[EXTERNAL] hi about the potential parameters of latte

Hi - Marc and Christian are the right folks to answer this,
as it's really a LATTE Q. I'm also CCing this to
the LAMMPS mail list, as I think the Q/A will be of
general interest to other LAMMPS users who want
to try out tight-binding and LATTE.

Marc/Christian - if you CC the mail list address
in your replies, the info should appear there as well.

Thanks,
Steve

Dear Zhigong,

Our ‘best’ set of parameters for DFTB spans C-H-N-O. I am working on developing others that I’ll release through the github site once they’re ready. We will shortly have a paper out in J. Chem. Theory Comput. that details how users can develop their own parameter sets. Stay tuned.

Marc

Thanks for all of your replies. Best wishes on this module!

Dear Zhigong,

I believe there are also parameter files for MgO. Don’t know if those are of interest to you.
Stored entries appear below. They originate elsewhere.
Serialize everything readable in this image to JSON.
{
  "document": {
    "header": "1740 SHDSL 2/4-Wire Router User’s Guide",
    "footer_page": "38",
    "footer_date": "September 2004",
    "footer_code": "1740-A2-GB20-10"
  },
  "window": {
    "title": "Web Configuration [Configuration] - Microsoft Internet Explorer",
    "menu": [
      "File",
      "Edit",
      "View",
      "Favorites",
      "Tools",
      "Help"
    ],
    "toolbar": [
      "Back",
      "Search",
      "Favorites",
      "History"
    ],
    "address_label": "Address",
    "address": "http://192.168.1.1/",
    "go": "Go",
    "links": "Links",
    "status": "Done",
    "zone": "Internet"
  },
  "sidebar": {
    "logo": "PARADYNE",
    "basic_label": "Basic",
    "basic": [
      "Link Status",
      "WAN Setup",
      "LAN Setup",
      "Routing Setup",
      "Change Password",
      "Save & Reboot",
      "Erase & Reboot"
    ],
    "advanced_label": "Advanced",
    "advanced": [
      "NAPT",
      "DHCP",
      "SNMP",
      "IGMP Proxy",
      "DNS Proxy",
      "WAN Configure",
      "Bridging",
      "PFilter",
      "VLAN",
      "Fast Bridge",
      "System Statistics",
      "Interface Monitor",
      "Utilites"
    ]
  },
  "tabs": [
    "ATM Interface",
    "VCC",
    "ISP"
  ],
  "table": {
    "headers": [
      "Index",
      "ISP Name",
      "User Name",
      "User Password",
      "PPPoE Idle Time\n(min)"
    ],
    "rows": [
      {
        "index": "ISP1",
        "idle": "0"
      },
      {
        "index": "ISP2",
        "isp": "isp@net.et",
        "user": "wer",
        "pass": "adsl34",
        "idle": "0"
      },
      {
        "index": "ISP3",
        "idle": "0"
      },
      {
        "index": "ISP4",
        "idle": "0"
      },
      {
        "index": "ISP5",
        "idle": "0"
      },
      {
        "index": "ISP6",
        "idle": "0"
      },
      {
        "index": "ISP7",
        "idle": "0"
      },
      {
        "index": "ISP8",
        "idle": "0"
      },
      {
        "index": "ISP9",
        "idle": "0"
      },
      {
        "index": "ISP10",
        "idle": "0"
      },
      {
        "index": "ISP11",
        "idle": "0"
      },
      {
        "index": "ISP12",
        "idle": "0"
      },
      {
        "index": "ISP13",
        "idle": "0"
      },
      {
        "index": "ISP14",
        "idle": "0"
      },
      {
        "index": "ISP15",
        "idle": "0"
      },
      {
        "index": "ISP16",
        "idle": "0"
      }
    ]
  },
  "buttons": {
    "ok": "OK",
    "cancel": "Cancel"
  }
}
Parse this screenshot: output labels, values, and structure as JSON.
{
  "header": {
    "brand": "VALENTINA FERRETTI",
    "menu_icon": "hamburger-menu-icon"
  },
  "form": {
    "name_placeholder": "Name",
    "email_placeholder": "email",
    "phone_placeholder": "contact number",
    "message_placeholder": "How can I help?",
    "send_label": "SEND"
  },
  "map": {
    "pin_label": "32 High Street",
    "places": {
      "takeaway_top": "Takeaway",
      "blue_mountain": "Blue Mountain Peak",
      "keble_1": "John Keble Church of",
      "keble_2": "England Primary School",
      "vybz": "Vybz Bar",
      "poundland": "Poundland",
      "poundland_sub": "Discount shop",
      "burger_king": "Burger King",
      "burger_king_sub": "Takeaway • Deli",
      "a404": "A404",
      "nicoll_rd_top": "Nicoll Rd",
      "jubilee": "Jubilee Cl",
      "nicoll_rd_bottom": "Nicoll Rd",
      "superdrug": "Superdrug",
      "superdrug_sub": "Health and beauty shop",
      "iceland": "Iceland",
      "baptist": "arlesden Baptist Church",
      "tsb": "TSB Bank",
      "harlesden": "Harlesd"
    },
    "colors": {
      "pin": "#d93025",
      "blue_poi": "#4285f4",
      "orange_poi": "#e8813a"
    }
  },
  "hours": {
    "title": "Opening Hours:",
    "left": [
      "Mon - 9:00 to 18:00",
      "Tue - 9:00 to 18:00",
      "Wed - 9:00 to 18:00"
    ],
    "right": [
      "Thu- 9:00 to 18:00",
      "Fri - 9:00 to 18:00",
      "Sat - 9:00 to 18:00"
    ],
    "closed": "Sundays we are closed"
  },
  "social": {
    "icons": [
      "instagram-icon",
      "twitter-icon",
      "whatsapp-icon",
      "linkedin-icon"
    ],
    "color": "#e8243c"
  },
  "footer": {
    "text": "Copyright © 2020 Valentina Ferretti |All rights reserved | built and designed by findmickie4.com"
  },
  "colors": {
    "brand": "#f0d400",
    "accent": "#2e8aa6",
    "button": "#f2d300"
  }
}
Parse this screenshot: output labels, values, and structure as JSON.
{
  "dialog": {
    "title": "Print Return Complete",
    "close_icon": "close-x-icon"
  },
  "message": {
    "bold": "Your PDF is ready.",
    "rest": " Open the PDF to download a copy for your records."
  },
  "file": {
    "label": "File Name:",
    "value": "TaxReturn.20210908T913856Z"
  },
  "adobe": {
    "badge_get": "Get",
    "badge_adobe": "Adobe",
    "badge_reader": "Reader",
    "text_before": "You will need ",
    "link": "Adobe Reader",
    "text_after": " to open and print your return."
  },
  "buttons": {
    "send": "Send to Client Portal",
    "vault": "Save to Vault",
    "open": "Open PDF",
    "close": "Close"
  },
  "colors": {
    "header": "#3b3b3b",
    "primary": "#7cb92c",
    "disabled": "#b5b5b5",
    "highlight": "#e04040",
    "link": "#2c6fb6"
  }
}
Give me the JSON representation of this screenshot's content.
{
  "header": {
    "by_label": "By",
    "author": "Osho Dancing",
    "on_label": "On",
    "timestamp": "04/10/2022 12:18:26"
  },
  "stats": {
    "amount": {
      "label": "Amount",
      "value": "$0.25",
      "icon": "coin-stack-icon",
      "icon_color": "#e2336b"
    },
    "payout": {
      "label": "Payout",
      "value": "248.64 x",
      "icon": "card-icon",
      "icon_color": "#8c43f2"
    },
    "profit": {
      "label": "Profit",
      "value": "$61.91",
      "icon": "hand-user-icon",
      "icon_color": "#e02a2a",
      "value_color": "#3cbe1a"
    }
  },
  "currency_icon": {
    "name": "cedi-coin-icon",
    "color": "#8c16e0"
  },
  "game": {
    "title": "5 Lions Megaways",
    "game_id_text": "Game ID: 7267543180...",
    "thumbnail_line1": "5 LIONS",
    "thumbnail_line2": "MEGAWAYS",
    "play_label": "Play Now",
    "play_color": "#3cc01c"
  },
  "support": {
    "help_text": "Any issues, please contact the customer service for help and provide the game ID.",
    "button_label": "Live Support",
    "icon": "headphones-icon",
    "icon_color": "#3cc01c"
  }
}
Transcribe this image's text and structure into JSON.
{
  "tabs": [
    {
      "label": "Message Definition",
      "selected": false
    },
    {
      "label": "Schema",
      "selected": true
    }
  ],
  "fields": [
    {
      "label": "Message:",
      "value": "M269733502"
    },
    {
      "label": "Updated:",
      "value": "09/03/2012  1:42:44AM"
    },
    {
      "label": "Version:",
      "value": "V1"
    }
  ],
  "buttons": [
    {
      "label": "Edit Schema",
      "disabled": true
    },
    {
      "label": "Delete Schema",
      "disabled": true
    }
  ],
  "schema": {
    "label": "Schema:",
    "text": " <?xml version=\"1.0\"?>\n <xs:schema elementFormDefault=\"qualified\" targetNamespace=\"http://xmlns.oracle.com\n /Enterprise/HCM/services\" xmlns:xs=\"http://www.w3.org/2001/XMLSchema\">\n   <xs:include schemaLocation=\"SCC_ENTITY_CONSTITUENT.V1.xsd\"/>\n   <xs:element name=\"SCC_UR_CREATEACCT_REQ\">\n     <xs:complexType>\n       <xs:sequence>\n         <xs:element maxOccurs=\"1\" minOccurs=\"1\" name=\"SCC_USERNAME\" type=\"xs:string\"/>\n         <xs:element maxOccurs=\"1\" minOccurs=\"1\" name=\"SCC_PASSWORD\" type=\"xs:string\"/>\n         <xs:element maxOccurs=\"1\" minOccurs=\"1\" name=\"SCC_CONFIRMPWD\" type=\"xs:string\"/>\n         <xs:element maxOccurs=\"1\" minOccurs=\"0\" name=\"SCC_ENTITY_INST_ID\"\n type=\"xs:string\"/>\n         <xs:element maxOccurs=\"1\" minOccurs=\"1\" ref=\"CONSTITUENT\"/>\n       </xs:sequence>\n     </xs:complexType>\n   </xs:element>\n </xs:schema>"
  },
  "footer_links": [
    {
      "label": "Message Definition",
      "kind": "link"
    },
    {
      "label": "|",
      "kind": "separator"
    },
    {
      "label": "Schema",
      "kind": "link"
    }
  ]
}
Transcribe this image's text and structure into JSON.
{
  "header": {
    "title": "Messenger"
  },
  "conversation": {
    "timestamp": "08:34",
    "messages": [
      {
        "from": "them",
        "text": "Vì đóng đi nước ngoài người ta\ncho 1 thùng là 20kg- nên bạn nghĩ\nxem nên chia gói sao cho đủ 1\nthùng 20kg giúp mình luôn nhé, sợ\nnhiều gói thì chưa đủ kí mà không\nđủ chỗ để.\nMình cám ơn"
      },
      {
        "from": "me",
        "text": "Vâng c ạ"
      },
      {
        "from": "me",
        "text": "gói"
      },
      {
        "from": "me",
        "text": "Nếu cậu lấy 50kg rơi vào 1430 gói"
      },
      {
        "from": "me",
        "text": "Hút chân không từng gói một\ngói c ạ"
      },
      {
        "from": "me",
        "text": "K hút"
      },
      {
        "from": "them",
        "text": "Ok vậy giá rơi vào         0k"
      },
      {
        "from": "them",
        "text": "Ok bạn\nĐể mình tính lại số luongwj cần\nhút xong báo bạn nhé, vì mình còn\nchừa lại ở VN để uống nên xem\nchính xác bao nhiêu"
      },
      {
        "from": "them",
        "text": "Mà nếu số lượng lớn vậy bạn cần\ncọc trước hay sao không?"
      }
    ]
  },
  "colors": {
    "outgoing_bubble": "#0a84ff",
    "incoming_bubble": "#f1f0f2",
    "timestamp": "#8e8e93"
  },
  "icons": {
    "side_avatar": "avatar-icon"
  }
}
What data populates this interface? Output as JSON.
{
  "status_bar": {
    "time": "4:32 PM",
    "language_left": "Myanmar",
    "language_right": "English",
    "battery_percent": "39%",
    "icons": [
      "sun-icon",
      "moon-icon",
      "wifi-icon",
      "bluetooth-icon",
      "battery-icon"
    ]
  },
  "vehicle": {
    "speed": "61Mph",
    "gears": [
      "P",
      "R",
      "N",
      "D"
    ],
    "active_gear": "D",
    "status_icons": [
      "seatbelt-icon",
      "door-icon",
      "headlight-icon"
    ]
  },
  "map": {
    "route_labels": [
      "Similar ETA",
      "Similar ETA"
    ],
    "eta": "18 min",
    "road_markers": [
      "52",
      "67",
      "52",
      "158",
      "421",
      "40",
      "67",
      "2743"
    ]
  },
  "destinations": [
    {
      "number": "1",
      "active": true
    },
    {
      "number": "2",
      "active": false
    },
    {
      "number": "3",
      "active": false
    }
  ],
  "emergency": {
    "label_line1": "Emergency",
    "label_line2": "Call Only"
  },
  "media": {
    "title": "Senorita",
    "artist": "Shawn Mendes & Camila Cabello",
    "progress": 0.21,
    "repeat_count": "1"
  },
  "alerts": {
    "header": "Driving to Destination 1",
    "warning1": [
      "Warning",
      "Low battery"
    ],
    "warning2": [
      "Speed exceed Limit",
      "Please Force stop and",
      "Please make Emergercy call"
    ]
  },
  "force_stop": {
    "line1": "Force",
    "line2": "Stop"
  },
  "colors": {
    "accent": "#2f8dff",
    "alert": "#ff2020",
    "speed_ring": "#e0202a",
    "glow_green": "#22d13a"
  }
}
And I also have another question of, I think, general interest to other users. As far as I know, while the LATTE interface is new, LAMMPS can be and in the past was already used with DFTB+ code for running TB simulations. From the user point of view, what are the main advantages of one code over the other?

Regards,
Oleg

16.10.2017, 20:00, “Steve Plimpton” <sjplimp@…3…>:

I’ll leave comparisons of LATTE and DFTB+ to the experts.

I’m CCing Nir Goldman (LLNL) who has coupled DFTB+ and LAMMPS

for modeling he has done. I believe what he did was add

some code to DFTB+ to call LAMMPS as a library. I’m not clear on

if that version of DFTB+ is publicly available - Nir can comment.

From a software point of view the coupling of LAMMPS to the 2

codes is the inverse of each other, though both accomplish the

same thing,

For LATTE, LAMMPS is the driver, if calls LATTE as a lib each timestep,

thru fix latte as a wrapper. It passes coords, and receives back forces.

For DFTB+, it is the driver, it calls LAMMPS as a library, and the

LAMMPS script that is run includes a fix external command, which does a callback

to DFTB+ each timestep to pass coords and receive back forces.

Nir added a new Fortran interface to the LAMMPS lib to facilitate

this - see examples/COUPLE/fortran_dftb.

Steve

Hi All,

To follow up, regarding DFTB+/LAMMPS, Steve is correct: in this case, DFTB+ is the driver. It calls LAMMPS as a library, which then “calls back” to DFTB+ each time step to pass in coordinates and lattice vectors and then receive the system forces and components of the stress tensor. I had to make some modifications to the DFTB+ code, which I would be happy to share with any interested parties.

Regarding a comparison of DFTB+ and LATTE, both are very similar in spirit as both are derived from a density functional tight binding formalism. I’ve never used LATTE, so I can’t comment on it, specifically. However, I would caution any potential user to thoroughly test either code to assess its accuracy and computational efficiency for a given system of interest. Density functional tight binding is a semi-empirical formalism, so there’s no guarantee that an off the shelf parameterization will yield usable results.